Sri Lanka LLLLL (last five completed matches, most recent first)
In the spotlight
Aside from impressing on the domestic and T20 franchise circuit, Rumman Raees‘ temperament has helped him stand out on the international stage. His attitude – frankly, his cockiness – gets in the way of his nerves, meaning no occasion or opposition player seems to hold any fear for him. He first got his chance in the semi-final of the Champions Trophy against England in June, bowling brilliantly both up front and at the death, coming away with 2 for 44. Now, as then, he filled in for Mohammad Amir, and did not let Pakistan feel the pinch of his absence. This is an ideal series for him to show he can be more than just somebody’s replacement, and make a serious case of nailing down that coveted starting XI slot.
Kusal Mendis is highly regarded among most serious followers of Sri Lankan cricket, but his form since the start of the ill-fated series against India hasn’t lived up to his ability. Other than a century during the second Test in Colombo, he has failed to reach a single fifty, his highest score being 36 in over two months. Even during the Test series against Pakistan that Sri Lanka swept, Mendis struggled for runs, managing only 58 in all at an average of 14.50. With Sri Lanka struggling, a player of his talent is badly needed to step up and lead the way. Mendis’ ability means that cannot be ruled out.
Sarfraz announced that Pakistan will be unchanged for the second ODI, choosing to stick with the XI that delivered the first game’s decisive win.
Pakistan: 1 Ahmed Shehzad, 2 Fakhar Zaman, 3 Babar Azam, 4 Shoaib Malik, 5 Mohammad Hafeez, 6 Sarfraz Ahmed (capt. and wk), 7 Imad Wasim, 8 Rumman Raees, 9 Shadab Khan, 10 Hasan Ali, 11 Junaid Khan
As with most struggling sides, Sri Lanka’s line-up is harder to ascertain, with several options surely being mooted in the hope that one particular combination solves the jigsaw puzzle that ODI cricket has proven to be for them in 2017. It would not be surprising to see Dusmantha Chameera or left-arm pacer Vishwa Fernando get a game, perhaps in place of Jeffrey Vandersay as Sri Lanka look for more fast-bowling options.
Sri Lanka (possible): 1 Niroshan Dickwella, (wk), 2 Upul Tharanga (capt.), 3 Kusal Mendis, 4 Lahiru Thirimanne, 5 Dinesh Chandimal, 6 Milinda Siriwardana, 7 Thisara Perera, 8 Suranga Lakmal, 9 Akila Dananjaya, 10 Vishwa Fernando/Dushmantha Chameera/Jeffrey Vandersay, 11 Dushmantha Chameera
Pitch and conditions
Dew could be a factor once more, and on the slowish UAE surfaces, any score over 300 would certainly render the side batting first favourites.
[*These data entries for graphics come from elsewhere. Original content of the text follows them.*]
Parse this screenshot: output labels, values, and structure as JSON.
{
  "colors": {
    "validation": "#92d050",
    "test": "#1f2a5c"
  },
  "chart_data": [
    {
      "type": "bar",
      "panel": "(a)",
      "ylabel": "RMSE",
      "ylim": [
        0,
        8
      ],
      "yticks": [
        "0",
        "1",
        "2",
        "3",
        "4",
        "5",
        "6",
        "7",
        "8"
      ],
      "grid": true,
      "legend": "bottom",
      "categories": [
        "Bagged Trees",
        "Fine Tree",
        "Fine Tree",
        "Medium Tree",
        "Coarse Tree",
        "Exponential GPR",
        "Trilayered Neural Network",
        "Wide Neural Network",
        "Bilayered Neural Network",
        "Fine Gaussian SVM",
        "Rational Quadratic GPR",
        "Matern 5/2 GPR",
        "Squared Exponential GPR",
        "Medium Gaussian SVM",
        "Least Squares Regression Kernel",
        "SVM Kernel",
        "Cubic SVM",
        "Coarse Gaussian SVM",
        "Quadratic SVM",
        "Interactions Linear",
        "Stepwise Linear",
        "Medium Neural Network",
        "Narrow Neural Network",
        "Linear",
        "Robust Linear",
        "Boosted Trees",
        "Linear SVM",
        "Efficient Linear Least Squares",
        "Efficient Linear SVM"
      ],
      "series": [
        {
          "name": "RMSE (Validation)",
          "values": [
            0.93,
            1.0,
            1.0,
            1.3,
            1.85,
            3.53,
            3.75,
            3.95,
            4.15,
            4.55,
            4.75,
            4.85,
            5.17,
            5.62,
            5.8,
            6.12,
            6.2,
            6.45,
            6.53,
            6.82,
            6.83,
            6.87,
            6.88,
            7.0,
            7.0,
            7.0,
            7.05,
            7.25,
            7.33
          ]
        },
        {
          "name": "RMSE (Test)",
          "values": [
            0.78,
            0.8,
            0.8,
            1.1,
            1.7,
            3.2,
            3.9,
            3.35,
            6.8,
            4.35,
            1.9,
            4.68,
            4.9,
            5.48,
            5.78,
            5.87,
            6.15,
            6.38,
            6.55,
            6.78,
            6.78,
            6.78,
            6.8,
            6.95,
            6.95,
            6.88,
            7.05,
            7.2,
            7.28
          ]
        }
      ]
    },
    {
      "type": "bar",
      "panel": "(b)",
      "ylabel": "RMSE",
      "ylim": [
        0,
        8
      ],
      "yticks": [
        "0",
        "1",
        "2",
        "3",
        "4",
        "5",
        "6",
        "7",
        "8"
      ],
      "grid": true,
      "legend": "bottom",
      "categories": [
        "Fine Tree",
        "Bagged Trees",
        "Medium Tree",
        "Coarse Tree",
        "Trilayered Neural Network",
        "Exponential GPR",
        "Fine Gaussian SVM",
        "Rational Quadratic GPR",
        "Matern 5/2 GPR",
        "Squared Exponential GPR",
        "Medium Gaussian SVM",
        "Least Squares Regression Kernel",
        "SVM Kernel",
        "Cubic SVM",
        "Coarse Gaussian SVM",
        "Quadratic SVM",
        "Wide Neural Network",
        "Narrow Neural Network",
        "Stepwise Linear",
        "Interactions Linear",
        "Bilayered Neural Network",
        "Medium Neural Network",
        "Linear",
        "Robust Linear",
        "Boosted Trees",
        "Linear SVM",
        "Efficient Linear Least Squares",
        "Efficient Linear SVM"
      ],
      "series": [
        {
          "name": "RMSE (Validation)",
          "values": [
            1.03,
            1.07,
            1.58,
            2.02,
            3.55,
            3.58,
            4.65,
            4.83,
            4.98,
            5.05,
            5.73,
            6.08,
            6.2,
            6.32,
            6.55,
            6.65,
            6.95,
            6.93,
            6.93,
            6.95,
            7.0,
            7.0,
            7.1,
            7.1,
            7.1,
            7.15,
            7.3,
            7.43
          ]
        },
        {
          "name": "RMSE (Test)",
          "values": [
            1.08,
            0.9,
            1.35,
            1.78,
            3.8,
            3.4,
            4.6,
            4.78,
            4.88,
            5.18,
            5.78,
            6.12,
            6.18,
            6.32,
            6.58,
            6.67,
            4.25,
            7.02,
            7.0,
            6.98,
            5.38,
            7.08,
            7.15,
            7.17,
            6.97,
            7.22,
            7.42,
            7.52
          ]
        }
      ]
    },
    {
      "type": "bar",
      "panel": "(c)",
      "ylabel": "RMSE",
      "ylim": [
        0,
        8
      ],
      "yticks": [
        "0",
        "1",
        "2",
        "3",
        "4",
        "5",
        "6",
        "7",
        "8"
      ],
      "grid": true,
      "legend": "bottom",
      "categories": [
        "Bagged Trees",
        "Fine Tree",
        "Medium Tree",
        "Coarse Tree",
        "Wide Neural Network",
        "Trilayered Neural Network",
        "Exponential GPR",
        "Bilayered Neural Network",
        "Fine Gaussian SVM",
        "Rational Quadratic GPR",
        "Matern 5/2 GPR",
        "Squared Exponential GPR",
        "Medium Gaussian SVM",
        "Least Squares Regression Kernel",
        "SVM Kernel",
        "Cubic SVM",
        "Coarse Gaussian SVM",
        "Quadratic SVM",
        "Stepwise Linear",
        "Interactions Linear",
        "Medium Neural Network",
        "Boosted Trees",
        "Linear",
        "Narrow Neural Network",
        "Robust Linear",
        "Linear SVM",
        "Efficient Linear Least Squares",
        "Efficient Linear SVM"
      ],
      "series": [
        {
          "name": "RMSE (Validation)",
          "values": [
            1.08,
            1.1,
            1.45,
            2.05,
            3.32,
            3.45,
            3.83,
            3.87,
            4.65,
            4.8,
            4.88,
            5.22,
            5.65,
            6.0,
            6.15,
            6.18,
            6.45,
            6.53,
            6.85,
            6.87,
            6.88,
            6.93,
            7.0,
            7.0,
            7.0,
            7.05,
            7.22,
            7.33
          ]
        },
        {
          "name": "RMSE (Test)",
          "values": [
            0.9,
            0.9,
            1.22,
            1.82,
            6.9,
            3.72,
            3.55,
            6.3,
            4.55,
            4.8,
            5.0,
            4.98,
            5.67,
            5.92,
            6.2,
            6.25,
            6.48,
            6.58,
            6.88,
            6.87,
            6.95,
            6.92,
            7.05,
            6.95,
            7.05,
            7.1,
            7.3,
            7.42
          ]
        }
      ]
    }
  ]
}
Rain – predictably – is not a concern.
Stats and trivia
Sri Lanka have won just one ODI this year against a team other than Zimbabwe or Bangladesh. That was during the Champions Trophy, where they chased down 322 to beat India by seven wickets.
After a poor Test series, Babar Azam stormed back to form with a hundred in the first ODI. The difference between his ODI and Test averages is particularly stark: 55.64 and 23.75 respectively.